The stars are not wanted now: put out every one; Pack up the moon and dismantle the sun; Pour away the ocean and sweep up the wood. For nothing now can ever come to any good.

-W.H.Auden

Answer #3

Maybe it was already due, but a good one is by Robert Frost. I don’t remember the actual name, but one of the lines is “Nothing Gold can Stay.” That might be the title too.

Answer #4

May I write something? I’m better at that then looking for other peoples’ stuff.

she was the girl who could fly with her gone I thought I should cry the dove who lost her wings without a voice she no longer sings she is in the casket and the pain makes me sigh looking at her blank face Why did she die?

Answer #5

THE DANCE OF DEATH

    by: Charles Baudelaire

        Carrying bouquet, and handkerchief, and gloves,
        Proud of her height as when she lived, she moves
        With all the careless and high-stepping grace,
        And the extravagant courtesan's thin face.

        Was slimmer waist e'er in a ball-room wooed?
        Her floating robe, in royal amplitude,
        Falls in deep folds around a dry foot, shod
        With a bright flower-like shoe that gems the sod.

        The swarms that hum about her collar-bones
        As the lascivious streams caress the stones,
        Conceal from every scornful jest that flies,
        Her gloomy beauty; and her fathomless eyes

        Are made of shade and void; with flowery sprays
        Her skull is wreathed artistically, and sways,
        Feeble and weak, on her frail vertebrae.
        O charm of nothing decked in folly! they

        Who laugh and name you a Caricature,
        They see not, they whom flesh and blood allure,
        The nameless grace of every bleached, bare bone,
        That is most dear to me, tall skeleton!

        Come you to trouble with your potent sneer
        The feast of Life! or are you driven here,
        To Pleasure's Sabbath, by dead lusts that stir
        And goad your moving corpse on with a spur?

        Or do you hope, when sing the violins,
        And the pale candle-flame lights up our sins,
        To drive some mocking nightmare far apart,
        And cool the flame hell lighted in your heart?

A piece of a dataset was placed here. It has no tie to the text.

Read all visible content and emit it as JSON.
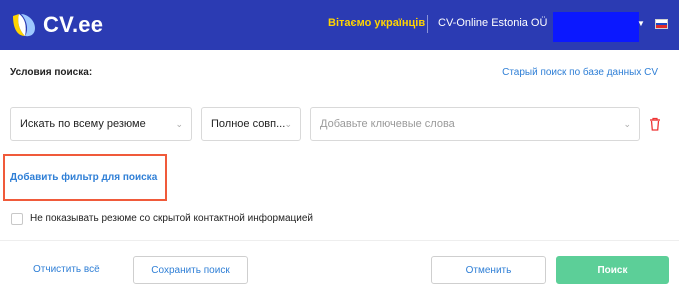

        Fathomless well of fault and foolishness!
        Eternal alembic of antique distress!
        Still o'er the curved, white trellis of your sides
        The sateless, wandering serpent curls and glides.

        And truth to tell, I fear lest you should find,
        Among us here, no lover to your mind;
        Which of these hearts beat for the smile you gave?
        The charms of horror please none but the brave.

        Your eyes' black gulf, where awful broodings stir,
        Brings giddiness; the prudent reveller
        Sees, while a horror grips him from beneath,
        The eternal smile of thirty-two white teeth.

        For he who has not folded in his arms
        A skeleton, nor fed on graveyard charms,
        Recks not of furbelow, or paint, or scent,
        When Horror comes the way that Beauty went.

        O irresistible, with fleshless face,
        Say to these dancers in their dazzled race:
        "Proud lovers with the paint above your bones,
        Ye shall taste death, musk scented skeletons!

        Withered Antinoüs, dandies with plump faces,
        Ye varnished cadavers, and grey Lovelaces,
        Ye go to lands unknown and void of breath,
        Drawn by the rumour of the Dance of Death.

        From Seine's cold quays to Ganges' burning stream,
        The mortal troupes dance onward in a dream;
        They do not see, within the opened sky,
        The Angel's sinister trumpet raised on high.

        In every clime and under every sun,
        Death laughs at ye, mad mortals, as ye run;
        And oft perfumes herself with myrrh, like ye
        And mingles with your madness, irony!"